Kemps
- Type: Subsidiary
- Industry: Food
- Founded: 1914; 112 years ago, in Minneapolis, Minnesota, U.S.
- Founder: William Henry Kemps W.S. Lathrop
- Headquarters: St. Louis Park, Minnesota, U.S.
- Area served: Midwestern United States
- Products: Dairy
- Number of employees: 1,125+
- Parent: Dairy Farmers of America
- Subsidiaries: Cass-Clay Goodrich Ice Cream
- Website: kemps.com

= Kemps (company) =

American dairy company

Kemps LLC is an American dairy company in St. Louis Park, Minnesota. It has been a subsidiary of Dairy Farmers of America since being purchased in 2011 from HP Hood LLC. Dairy Farmers of America is based in Kansas City, Missouri, but Kemps continues to be headquartered in St. Louis Park. Products provided by the company include milk, cottage cheese, half and half, eggnog, cream, juices, sour cream, chip dips, ice cream, yogurt, and novelties. Most of the products are sold at grocery stores throughout the midwestern United States, however some are available in other parts of the country as well. Kemps operates five manufacturing facilities in Minnesota (3), Wisconsin (1), and Iowa.

==History==
Kemps was founded in 1914 by William Henry Kemps (October 29, 1878 – October 2, 1964), formerly of St. Louis, Missouri, who partnered with W.S. Lathrop after Lathrop's Minneapolis candy company was near bankruptcy. The business was first known as Lathrop-Kemps Ice Cream Company, producing "special quality" Kemps Ice Cream. As part of the agreement, Lathrop had to maintain sobriety as he had problems with alcoholism. That did not happen, and Kemps soon became the sole owner of the company.

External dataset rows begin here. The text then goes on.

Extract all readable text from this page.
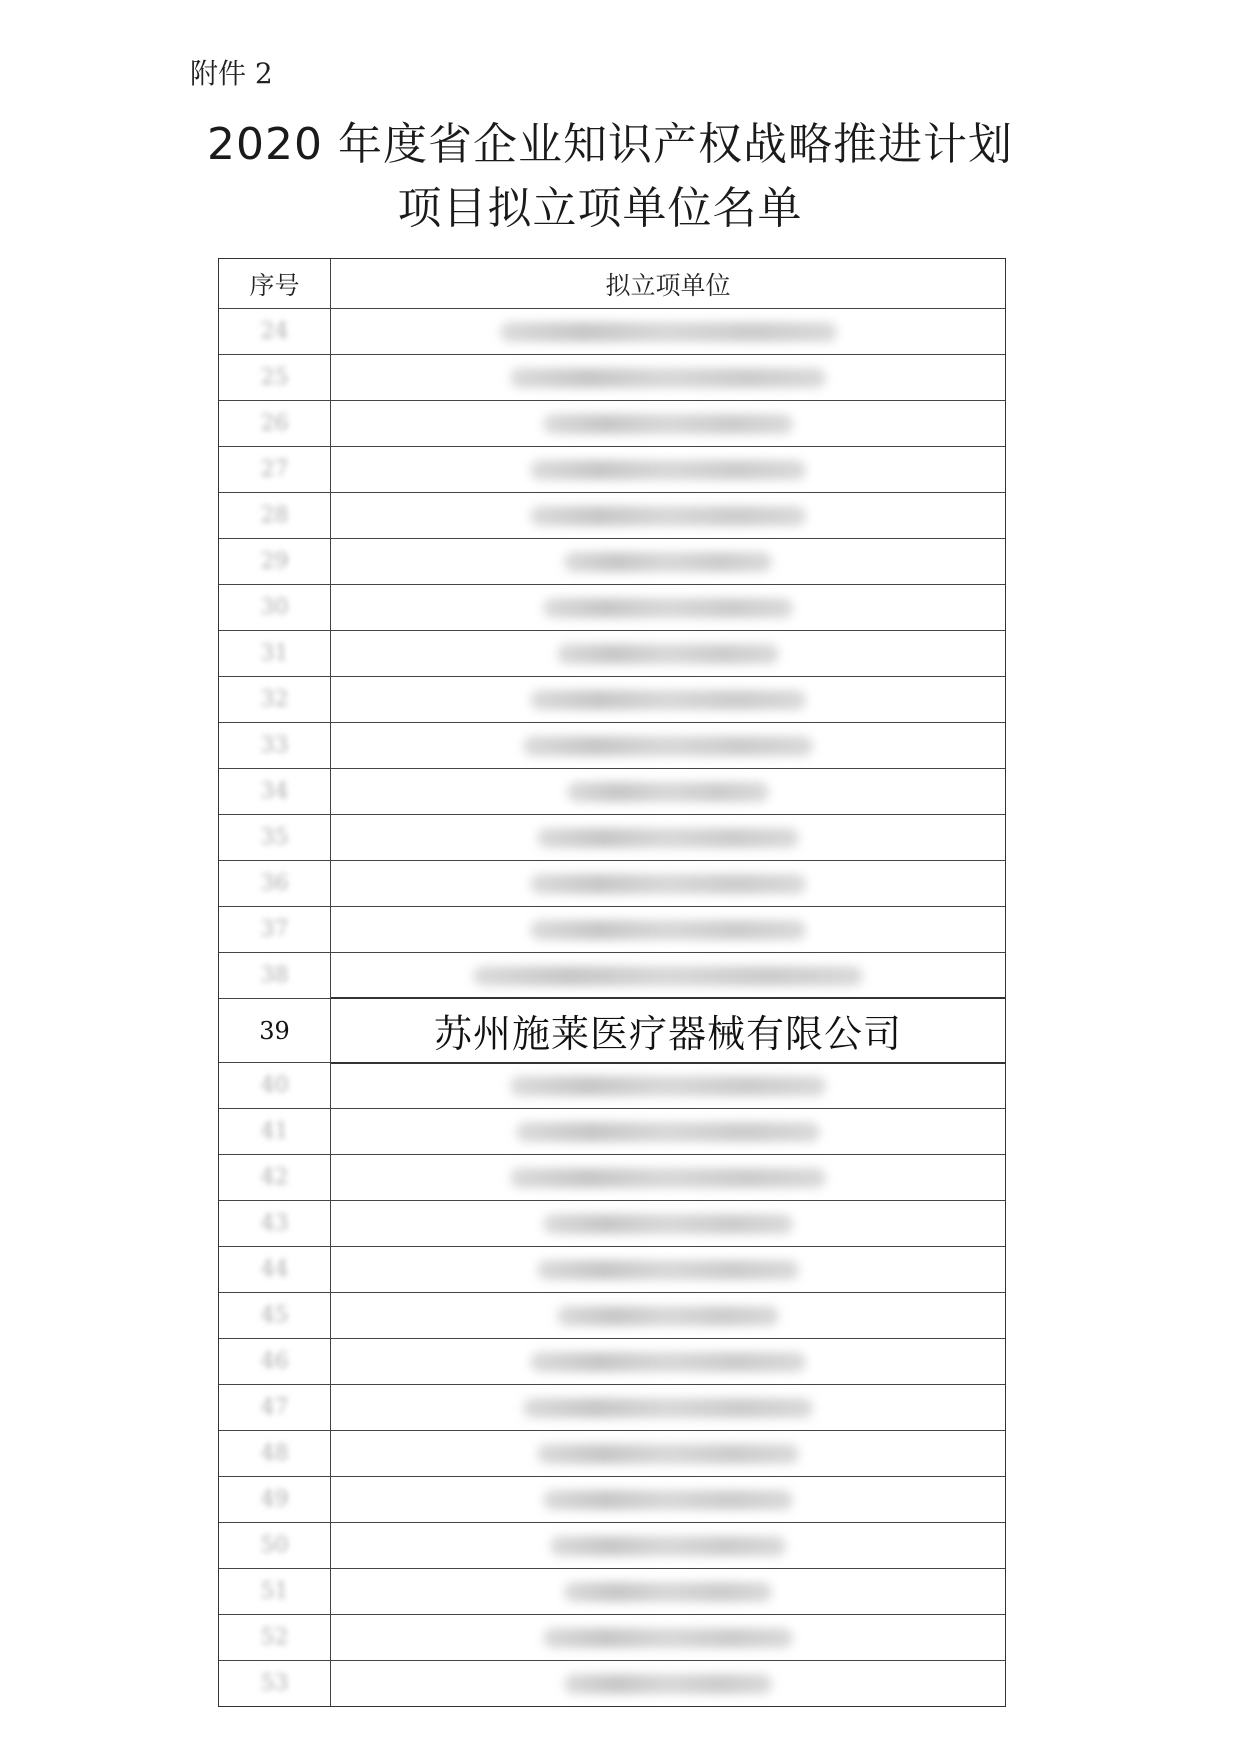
附件 2
2020 年度省企业知识产权战略推进计划
项目拟立项单位名单
序号	拟立项单位
24
25
26
27
28
29
30
31
32
33
34
35
36
37
38
39	苏州施莱医疗器械有限公司
40
41
42
43
44
45
46
47
48
49
50
51
52
53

Kemps suffered from chronic health problems during his life. In 1921, a doctor advised that he may not be able to survive more than a few winters in Minnesota. Kemps and his family visited California later in 1921. Eventually they bought a home in Beverly Hills and moved there in 1924. At the same time, Kemps sold his company to competitor Crescent Creamery of Saint Paul, Minnesota. Brothers Arthur, Howard, and W.R. Cammack, who owned Crescent Creamery, operated both businesses as Kemps-Crescent.

In 1961, Kemps-Crescent merged with Marigold Dairies of Rochester, Minnesota, and Dolly Madison Dairies of Eau Claire, Wisconsin, to form Marigold Foods, Inc. The company merged with Ward Food Services of Maplewood, Minnesota, in 1968. In 1978, Dutch company NV Wessanen Koninklijke Fabrieken (now Royal Wessanen) bought Marigold Foods from Ward Food Services. National Dairy Holdings purchased Marigold Foods and its subsidiaries from Royal Wessanen in 2001, only to be acquired by HP Hood in 2004 in a deal also involving Crowley Foods of Binghamton, New York. Marigold Foods was renamed Kemps LLC in 2002 as most products provided by the company were of the Kemps brand. In 2011, the company was sold by HP Hood to Dairy Farmers of America.

==Acquisitions==
Kemps has acquired numerous dairy companies to expand business, including:

- Clover Leaf Dairy Company of Minneapolis in 1979
- Fairmont Foods Company, Inc. of Green Bay, Wisconsin, in 1980 (dairy division only)
- Green's Ice Cream of York, Pennsylvania, in 1992
- Brown's Velvet Dairy of New Orleans in 1993 (sold to Suiza Foods in 2000 and acquired by Dean Foods in 2001)
- Cedarburg Dairy, Inc. of Cedarburg, Wisconsin, in 1993
- Hagan Ice Cream of Pittsburgh in 1996
- Becker's Dairy of Chicago in 1998
- Gillette Dairy, Inc. of Norfolk, Nebraska and Rapid City, South Dakota in 1999
- Goodrich Ice Cream of Omaha, Nebraska in 1999
- Oak Grove Dairy of Norwood, Minnesota in 2000
- Cass-Clay of Fargo, North Dakota in 2012

Cass-Clay and Goodrich Ice Cream are subsidiaries of Kemps. Green's Ice Cream and Hagan Ice Cream are subsidiaries under HP Hood and all other brands have been discontinued.

Kemps started a joint venture with Franklin Foods of Duluth, Minnesota, and Associated Milk Producers, Inc. in 1982, making products under the Arrowhead Dairy brand. Franklin Foods closed the plant in 2018.